La fuerza cultural de estas fechas se resumía de manera poderosa en la escenografía del belén que estimulaba la relación con la naturaleza, la construcción de espacios arquitectónicos y paisajísticos, la teatralización, o la conversión de los objetos concretos en representaciones simbólicas. La fuerza simbólica de las figuras era extraordinaria: pastores buenos, malos, perezosos o muy espabilados; demonios perversos y a veces demonios pequeños y bondadosos; ángeles y arcángeles poderosos, que defendían a los pastores atemorizados por los demonios; burgueses que negaban una cama y una manta a los pobres; animales, reyes y también pescadores, hilanderas y payeses que labraban. Y en un rincón, el caganer, que era una figura menor.
Navidad debería ser Navidad para los que conmemoran el nacimiento de Jesús y para los que simplemente celebran una tradición bimilenaria. Pero no es así: hace tiempo que muchas personas han dejado de felicitar la Navidad y desean “buenas fiestas”, como si la carga histórica les molestara.
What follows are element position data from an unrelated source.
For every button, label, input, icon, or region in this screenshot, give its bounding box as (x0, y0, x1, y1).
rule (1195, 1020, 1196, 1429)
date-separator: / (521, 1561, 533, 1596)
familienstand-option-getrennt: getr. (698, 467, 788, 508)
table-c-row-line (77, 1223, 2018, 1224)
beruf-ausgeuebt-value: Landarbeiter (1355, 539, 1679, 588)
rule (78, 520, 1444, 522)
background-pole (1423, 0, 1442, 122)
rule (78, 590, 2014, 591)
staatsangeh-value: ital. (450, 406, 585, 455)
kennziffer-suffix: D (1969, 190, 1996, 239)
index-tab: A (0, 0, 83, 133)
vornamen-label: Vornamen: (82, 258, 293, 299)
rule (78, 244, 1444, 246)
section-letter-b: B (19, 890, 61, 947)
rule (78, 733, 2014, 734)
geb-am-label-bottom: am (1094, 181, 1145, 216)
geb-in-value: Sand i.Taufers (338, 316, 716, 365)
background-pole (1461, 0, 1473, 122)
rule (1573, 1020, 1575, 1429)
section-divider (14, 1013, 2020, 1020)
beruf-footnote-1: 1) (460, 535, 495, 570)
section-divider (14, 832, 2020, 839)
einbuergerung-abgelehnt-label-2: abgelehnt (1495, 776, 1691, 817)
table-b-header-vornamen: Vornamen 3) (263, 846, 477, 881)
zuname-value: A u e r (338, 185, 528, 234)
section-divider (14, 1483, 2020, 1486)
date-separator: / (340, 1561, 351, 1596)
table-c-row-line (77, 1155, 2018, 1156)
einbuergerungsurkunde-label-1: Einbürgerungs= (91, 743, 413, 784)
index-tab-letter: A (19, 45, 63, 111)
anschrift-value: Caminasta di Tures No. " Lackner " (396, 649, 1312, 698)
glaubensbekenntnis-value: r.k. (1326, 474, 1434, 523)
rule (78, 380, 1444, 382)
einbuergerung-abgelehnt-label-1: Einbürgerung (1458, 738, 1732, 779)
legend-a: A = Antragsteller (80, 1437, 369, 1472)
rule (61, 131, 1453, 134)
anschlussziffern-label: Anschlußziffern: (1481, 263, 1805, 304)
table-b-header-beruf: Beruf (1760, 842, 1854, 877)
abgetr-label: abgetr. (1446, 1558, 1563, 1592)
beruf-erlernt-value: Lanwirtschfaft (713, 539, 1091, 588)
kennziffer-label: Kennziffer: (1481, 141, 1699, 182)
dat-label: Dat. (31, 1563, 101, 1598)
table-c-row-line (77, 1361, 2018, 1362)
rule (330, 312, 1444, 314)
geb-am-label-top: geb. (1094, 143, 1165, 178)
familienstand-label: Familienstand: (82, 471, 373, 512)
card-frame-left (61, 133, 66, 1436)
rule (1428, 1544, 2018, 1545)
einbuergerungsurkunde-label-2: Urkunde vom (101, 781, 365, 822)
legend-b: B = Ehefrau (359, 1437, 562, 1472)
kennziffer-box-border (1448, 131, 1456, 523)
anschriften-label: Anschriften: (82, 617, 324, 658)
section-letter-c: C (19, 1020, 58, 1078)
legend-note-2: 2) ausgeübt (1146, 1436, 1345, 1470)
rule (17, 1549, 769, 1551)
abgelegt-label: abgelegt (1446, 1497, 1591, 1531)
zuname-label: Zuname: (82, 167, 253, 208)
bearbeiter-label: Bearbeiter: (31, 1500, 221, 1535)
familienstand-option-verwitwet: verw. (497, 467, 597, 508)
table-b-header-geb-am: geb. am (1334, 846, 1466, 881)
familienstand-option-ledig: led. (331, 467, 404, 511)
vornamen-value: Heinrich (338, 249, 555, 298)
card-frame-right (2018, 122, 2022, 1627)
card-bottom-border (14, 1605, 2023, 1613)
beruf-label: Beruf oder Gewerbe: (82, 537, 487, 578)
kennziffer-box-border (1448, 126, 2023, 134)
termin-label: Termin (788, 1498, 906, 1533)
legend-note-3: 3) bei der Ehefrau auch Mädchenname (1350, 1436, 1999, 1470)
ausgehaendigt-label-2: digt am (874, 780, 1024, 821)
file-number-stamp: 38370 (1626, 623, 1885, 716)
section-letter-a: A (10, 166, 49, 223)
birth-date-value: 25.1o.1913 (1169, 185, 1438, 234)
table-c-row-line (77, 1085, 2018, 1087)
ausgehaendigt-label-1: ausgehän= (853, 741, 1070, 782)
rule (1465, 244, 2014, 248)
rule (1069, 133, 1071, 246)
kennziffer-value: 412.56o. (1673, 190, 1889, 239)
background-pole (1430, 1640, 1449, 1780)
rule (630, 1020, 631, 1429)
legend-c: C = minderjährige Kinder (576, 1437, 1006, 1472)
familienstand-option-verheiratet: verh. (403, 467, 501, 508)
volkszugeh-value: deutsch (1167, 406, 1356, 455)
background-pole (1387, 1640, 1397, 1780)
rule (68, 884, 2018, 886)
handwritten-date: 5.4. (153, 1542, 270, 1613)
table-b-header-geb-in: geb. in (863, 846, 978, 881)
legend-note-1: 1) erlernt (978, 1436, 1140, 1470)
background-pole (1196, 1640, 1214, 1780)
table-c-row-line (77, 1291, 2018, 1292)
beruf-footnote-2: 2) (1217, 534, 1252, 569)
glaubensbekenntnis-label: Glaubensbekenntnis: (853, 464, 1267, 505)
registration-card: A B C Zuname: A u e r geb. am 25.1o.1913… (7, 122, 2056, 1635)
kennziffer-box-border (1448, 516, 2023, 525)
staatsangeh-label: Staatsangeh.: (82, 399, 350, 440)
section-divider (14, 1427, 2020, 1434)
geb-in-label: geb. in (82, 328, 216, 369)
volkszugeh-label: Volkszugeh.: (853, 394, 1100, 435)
Los belenes van desapareciendo de muchos escaparates y espacios públicos. Muchas tradiciones y sus liturgias se van desdibujando o pierden carga simbólica, y no sólo las que tenían una fuerte connotación religiosa. No se salvan de la decadencia ni tan siquiera por el convencimiento progresivo de que olvidando el origen rozamos el ridículo.
Para un observador externo podría resultar chocante que cuando más cultivamos el orgullo de país más nos desdibujamos como grupo, sobre todo de cara a fuera. Si no fuera tan ridículo, sería para partirse de risa: por este camino, puede llegar el día, en un futuro globalizado, que de todas nuestras tradiciones y de toda su carga simbólica sólo queden los regalos y el caganer, que poco a poco se está convirtiendo en la figura central de muchas representaciones. Un pésimo presagio.